Patient familiarity: 98% of the population has been and continues to be seen by medical doctors and medical institutions. Owning a multi-discipline clinic will make you part of the widest and most prevalent health-care system, while keeping your philosophy intact.
HMOs, PPOs and IPAs: The managed-care arena is set up to minimize expenses while improving the efficiency of its health-care delivery system. In an MD/DC/PT rehab center, that’s possible.
Patient retention: Because our society has been so “ingrained” in believing that medicine is “the only” answer to all health issues, MDs, DCs and PTs working together will prove there are many alternative treatments for the same condition.
Liability: Multiple specialists working together in one setting may have a greater understanding of a patient’s needs and conditions and therefore could minimize liabilities.
Competition: The new breed of patients expects only the “best of all worlds” — efficiency, timing and savings. The one-stop shop clinic can deliver the most unadulterated genuine care available.

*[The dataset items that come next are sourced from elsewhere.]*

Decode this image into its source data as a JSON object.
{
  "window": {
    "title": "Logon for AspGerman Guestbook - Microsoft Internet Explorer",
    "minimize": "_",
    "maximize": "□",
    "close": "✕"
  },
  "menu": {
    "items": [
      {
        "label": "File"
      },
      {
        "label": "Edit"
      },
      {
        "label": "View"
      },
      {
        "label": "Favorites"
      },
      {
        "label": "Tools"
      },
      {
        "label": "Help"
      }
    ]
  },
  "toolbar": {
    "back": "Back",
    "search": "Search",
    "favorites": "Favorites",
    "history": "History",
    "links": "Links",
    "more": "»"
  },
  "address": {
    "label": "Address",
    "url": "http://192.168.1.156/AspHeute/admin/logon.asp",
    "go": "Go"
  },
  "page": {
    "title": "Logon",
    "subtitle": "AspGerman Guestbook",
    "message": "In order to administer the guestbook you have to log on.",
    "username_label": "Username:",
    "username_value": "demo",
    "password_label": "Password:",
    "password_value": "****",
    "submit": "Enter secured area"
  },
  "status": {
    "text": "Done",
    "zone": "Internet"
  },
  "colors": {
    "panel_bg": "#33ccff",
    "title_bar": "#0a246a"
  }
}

Growth: Your center can develop as many entities as needed:
- medical: general medicine, neurology, physiatry, orthopedic care;
- musculoskeletal: chiropractic, physiotherapy, massage therapy;
- rehabilitation: physical therapy, physical medicine, occupational therapy;
- diagnostics: EMG, NCV, EEG, SSEP, SEMG;
- ancillary services: blood work, durable medical equipment, in-office testing;
- contracting: MRIs, CTs, diagnostic ultrasound;
- in-patient: hospital privileges, emergencies;
- out-patient: medical referral, medical network.

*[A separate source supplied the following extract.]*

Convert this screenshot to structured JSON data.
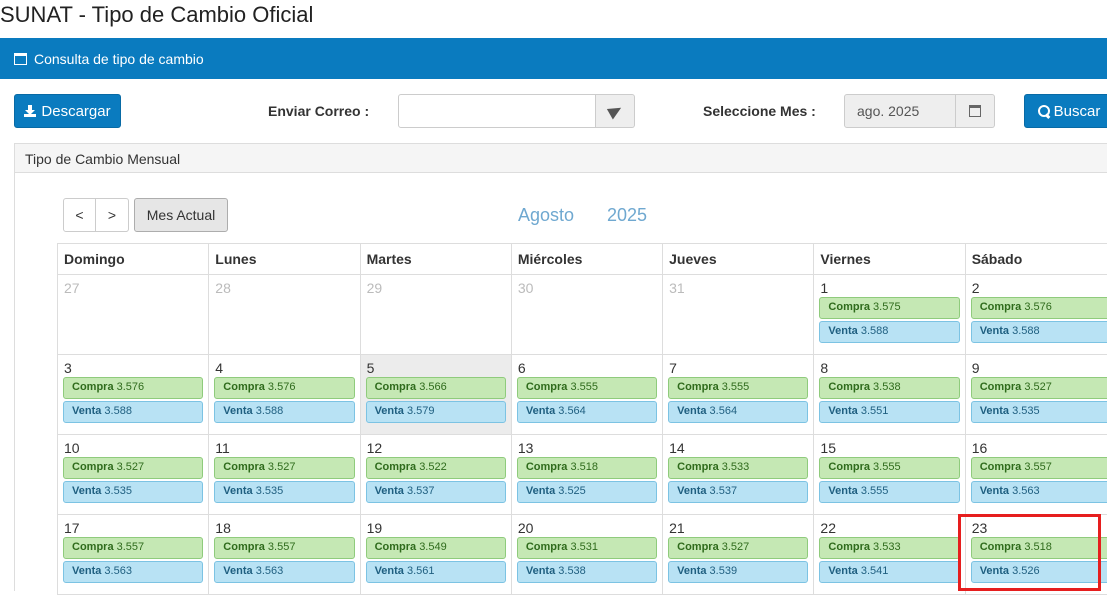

Personal Injury (PI): The multi-discipline center has the most comprehensive documentation back-up necessary to satisfy the PI legal protocols.
Workers’ compensation (W/C): Employers, adjusters and patients attempting to receive efficient, thorough, diversified care will find multi-care centers a viable solution.
So where do you start if you believe that in your case, the pros of multi-discipline practice outweigh the cons?
First: Evaluate your philosophical position about your profession:
- Do you truly believe in what you do?
- Do you understand your patients’ needs?
- Do you breathe, talk, walk, think, act and practice chiropractic?
- Is the intent to integrate your clinic to enhance your services?
If the answers to the above questions is yes, you should continue your search.
Second: Analyze your demographics:
- How many multi-discipline centers are in your neighborhood?
- What do your patients think about
- How many MDs in your town?
Third: Staffing, management, and finances:
- Are you an effective manager? (Or do you have one?)
- How are your staff members’ organizational skills?
- Are you financially stable?
Last but not least: Are you really ready for a change? Professional satisfaction is where you are today. If you are not genuinely happy with yourself today, the integration package will not make matters any better. It may certainly increase your income, but again, what is money if you are not happy?
The multi-discipline system is not for everyone, but for those who know it’s right for them, it can be a professional dream come true.